Nancy Cruzan v. Director, Missouri Dept. of Health, 497 U.S. 261 (1990)

CASE: Parents of woman left in vegetative state after automobile accident sue to force her doctors to stop giving her artifial nutrition and hydration.

FACTS: In 1983, at the age of 26, Nancy Cruzan was in an automobile accident that left her in a persistent vegetative state in which she could not even swallow food or water. Her prognosis is negative: her condition is expected to worsen over time so that she will never recover signigicant cognitive function. She is kept alive through the aid of artificial nutrition and hydration, administered through a tube. The state is bearing the costs of her care. After six years, her parents, as her legal guardians, asked the doctors in the state hospital treating their daughter to remove the tube that keeps her alive, to permit her to die. Upon their refusal, the parents obtained an order from a district court ordering the hospital to comply with the wishes of the parents and the patient (about a year earlier, Cruzan had apparently told a housemate that, in the event she were sick or significantly debilitated, she would perfer to die than to face life in a vegetative state). The hospital appealed, and the Missouri Supreme Court overturned the lower court.
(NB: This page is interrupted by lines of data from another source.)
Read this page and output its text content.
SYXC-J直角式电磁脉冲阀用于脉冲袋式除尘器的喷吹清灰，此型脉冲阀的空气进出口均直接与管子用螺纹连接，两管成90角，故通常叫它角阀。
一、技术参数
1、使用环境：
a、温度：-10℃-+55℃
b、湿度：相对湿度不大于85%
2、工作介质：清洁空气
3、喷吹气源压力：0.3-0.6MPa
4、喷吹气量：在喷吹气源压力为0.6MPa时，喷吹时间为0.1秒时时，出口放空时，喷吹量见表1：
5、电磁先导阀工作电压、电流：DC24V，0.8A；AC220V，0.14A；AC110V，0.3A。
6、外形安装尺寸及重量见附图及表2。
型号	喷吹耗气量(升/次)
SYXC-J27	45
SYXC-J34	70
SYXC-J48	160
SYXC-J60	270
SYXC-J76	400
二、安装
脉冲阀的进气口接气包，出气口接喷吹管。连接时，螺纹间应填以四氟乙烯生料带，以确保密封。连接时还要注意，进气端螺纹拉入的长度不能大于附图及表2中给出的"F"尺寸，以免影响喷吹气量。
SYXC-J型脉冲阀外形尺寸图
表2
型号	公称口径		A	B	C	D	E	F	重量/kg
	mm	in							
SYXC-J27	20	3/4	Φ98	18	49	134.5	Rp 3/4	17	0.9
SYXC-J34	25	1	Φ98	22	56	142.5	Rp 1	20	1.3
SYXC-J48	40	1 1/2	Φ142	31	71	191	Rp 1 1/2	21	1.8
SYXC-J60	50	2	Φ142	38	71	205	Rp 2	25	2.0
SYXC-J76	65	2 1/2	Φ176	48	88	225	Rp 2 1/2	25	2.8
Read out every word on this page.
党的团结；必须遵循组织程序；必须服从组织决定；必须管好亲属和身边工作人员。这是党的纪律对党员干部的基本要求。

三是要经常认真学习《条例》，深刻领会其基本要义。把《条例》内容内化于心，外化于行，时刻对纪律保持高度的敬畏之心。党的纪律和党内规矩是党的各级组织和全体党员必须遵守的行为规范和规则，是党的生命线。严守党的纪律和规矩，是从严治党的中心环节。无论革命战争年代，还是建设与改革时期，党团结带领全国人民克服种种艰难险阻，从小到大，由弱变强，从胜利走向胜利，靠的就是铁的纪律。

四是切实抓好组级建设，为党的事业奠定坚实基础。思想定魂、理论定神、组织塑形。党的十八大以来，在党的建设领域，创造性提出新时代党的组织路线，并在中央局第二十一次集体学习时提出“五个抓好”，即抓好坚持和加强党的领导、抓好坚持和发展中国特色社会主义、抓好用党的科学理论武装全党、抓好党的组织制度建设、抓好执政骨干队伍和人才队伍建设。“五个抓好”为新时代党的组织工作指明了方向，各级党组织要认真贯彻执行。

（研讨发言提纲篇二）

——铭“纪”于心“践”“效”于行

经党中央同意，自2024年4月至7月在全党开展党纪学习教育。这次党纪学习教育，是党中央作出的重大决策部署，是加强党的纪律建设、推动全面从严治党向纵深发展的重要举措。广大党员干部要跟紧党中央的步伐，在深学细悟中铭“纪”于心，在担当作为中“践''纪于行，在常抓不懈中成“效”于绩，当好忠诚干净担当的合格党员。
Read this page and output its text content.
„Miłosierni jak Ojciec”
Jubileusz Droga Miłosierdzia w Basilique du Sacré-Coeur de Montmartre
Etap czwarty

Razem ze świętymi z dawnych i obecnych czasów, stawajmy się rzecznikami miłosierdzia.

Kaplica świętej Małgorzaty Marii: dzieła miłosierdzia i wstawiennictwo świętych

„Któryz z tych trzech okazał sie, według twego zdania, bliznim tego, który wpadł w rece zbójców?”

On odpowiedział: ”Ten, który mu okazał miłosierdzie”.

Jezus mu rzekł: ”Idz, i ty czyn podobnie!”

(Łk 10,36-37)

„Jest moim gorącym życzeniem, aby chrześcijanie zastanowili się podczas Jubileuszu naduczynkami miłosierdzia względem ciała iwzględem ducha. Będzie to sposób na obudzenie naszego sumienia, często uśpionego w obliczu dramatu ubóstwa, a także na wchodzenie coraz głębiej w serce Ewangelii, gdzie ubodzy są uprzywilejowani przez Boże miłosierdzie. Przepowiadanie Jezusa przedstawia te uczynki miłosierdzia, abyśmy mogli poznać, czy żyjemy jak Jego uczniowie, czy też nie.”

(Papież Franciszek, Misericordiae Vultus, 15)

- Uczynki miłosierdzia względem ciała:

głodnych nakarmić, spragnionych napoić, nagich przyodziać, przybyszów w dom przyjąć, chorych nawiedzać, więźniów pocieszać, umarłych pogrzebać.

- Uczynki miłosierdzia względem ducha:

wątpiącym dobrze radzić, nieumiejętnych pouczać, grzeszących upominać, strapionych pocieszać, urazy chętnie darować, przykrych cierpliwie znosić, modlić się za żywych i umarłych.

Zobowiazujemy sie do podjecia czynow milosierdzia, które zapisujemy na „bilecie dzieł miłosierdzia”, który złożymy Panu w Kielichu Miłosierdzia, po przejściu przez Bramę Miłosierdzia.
HOLDING: State's refusal to terminate artifical nutrition and hydration of a patient in a persistent vegetative state absent clear and convincing evidence of the patient's wishes to withdraw treatment did not violate the patient's right to privacy under the Due Process Clause of the Fourteenth Amendment because the state's interest in safeguarding the personal element in the choice between life or death outweighed the patient's less-than-clear-and-convicing wish to refuse the nutrients and hydration.

RATIONALE:

  • The Court assumes, without deciding, that the Constitution would grant a competent person the right to refuse lifesaving hydration and nutrition.
  • The state has a legitimate interest in protecting the lives of its citizens and in safeguarding against abuse of the decision whether or not to terminate life on the part of those who act as surrogates for the incompetent.
  • The heightend burden is properly placed upon the surrogates because the risk of error is greater in that the decision to terminate a life is final.
  • The type of testimony Cruzan's parents seek to introduce in this case would be excluded, by the parol evidence rule, even in matters in which much less is at stake.

DISSENT: (Brennan, Marshall, Blackmun) The dissent emphasizes the hopelessness of Cruzan's condition, that she will never recover and that she will get progressively worse. They argue that no state interests could possibly outweigh the privacy rights of an individual in Nancy's position and that the heightened evidence requirements upheld by the Court do little to enhance the accuracy of the incompetent's decision (pointing out that no proof is required to support a finding that the incompetent person would wish to continue treatment.